= Joel Rogosin =

American television producer (1932–2020)

Joel Rogosin (October 30, 1932 – April 21, 2020) was an American television producer, director, and screenwriter in the 1960s to the 1990s. He was nominated for two Primetime Emmy Awards for his production work on Ironside in 1970 and 1971, and received his third Emmy nomination for producing Magnum, P.I. in 1983.

==Biography==
Joel Rogosin was born on October 30, 1932, in Boston, Massachusetts. He was raised in Boston and Virginia, where he attended high school in Arlington and Falls Church. Rogosin graduated from Stanford University in 1955.

Rogosin began his professional career at Columbia Pictures, where he worked as a messenger beginning in 1957. After writing several television shows, he rose through the ranks quickly and, by 1961, Rogosin was a producer for the ABC television series, 77 Sunset Strip, which was the Number 1 most watched show in the United States at the time. Along with 77 Sunset Strip, Rogosin also produced Hawaiian Eye and Surfside 6 for Warner Bros. Television during the early 1960s.

Rogosin served as a producer, director, and/or screenwriter for Kraft Suspense Theatre, Sergeant Ryker (film starring Lee Marvin), The Sunshine Patriot (TV film starring Cliff Robertson), The Virginian, The Bold Ones: The New Doctors on NBC, Circle of Fear, Ghost Story on NBC, the CBS crime series Longstreet, The Blue Knight on CBS, The Gift (TV film starring Glenn Ford and Kevin Bacon), the CBS sitcom Mr. Merlin, Magnum, P.I., Knight Rider, Big Rose:Double Trouble (TV film starring Shelly Winters), The Desperate Miles (TV film starring Tony Musante), The New Lassie, and two Jerry Lewis Telethons to benefit muscular dystrophy research.

In his later life, Rogosin and his wife, Deborah, moved to the Motion Picture & Television Fund, a retirement community for members of the motion pictures and television industry in the Woodland Hills neighborhood of Los Angeles. Rogosin was a leading member of the Grey Quill Society, which holds weekly workshops for residents of the Motion Picture & Television Fund to share poetry, creative fiction, drama, and other writings.
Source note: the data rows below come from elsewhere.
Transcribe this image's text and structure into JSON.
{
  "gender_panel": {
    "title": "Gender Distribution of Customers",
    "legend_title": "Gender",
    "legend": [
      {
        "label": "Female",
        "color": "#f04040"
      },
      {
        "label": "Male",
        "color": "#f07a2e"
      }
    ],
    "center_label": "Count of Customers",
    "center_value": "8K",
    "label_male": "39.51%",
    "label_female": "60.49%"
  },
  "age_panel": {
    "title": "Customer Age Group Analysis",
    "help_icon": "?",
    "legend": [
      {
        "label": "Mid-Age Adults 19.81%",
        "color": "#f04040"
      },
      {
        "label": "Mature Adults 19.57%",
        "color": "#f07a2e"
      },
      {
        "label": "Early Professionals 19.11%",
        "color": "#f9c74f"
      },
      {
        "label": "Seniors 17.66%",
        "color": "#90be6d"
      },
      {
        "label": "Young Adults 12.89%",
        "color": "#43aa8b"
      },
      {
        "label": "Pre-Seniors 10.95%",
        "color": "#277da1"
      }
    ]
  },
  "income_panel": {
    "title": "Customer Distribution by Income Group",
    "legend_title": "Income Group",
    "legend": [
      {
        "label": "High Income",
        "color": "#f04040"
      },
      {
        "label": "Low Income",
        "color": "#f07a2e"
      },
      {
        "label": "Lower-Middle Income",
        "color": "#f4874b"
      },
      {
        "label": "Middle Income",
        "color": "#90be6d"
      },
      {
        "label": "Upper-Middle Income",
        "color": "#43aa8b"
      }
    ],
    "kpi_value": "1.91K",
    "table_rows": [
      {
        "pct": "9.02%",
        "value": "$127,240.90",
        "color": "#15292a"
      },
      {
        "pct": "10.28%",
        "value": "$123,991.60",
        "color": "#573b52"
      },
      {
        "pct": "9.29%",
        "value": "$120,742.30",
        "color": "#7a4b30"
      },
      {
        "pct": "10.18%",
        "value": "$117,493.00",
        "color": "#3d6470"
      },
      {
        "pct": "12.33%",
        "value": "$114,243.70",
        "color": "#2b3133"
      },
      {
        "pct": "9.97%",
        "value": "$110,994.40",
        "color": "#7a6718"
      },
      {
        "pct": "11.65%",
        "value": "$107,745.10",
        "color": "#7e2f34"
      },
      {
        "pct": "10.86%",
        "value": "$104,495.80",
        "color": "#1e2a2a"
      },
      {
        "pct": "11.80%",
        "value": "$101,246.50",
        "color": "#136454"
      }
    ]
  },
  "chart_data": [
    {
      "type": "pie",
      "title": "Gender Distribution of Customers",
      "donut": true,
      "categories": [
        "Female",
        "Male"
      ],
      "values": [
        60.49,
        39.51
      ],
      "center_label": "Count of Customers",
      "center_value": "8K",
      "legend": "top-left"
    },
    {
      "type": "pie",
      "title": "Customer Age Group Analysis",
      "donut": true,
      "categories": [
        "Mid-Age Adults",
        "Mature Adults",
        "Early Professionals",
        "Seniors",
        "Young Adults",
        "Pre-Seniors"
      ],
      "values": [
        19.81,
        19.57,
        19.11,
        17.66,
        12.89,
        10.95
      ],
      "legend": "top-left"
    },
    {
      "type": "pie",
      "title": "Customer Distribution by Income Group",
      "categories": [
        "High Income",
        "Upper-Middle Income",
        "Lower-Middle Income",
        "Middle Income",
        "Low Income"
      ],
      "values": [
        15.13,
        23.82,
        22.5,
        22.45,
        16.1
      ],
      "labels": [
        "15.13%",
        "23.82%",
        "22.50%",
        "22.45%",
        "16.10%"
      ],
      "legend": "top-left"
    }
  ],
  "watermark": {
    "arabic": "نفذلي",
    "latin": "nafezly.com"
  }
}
Rogosin also worked to change the MPTF's long-term nursing facility to its present name, The Mary Pickford House, after actress Mary Pickford, who helped found the MPTF in 1920.

Joel Rogosin died from complications of COVID-19 at the Motion Picture & Television Fund on April 21, 2020, at the age of 87. He is survived by his wife of 67 years, Deborah, their three daughters, five grandchildren, and two great-grandchildren.

Rogosin was the fifth resident of Motion Picture & Television Country House and Hospital to die from COVID-19 during the COVID-19 pandemic in California. Other victims of COVID-19 at the MPTF Country House and Hospital include actor Allen Garfield, former Walt Disney animator Ann Sullivan, and cinematographer Allen Daviau.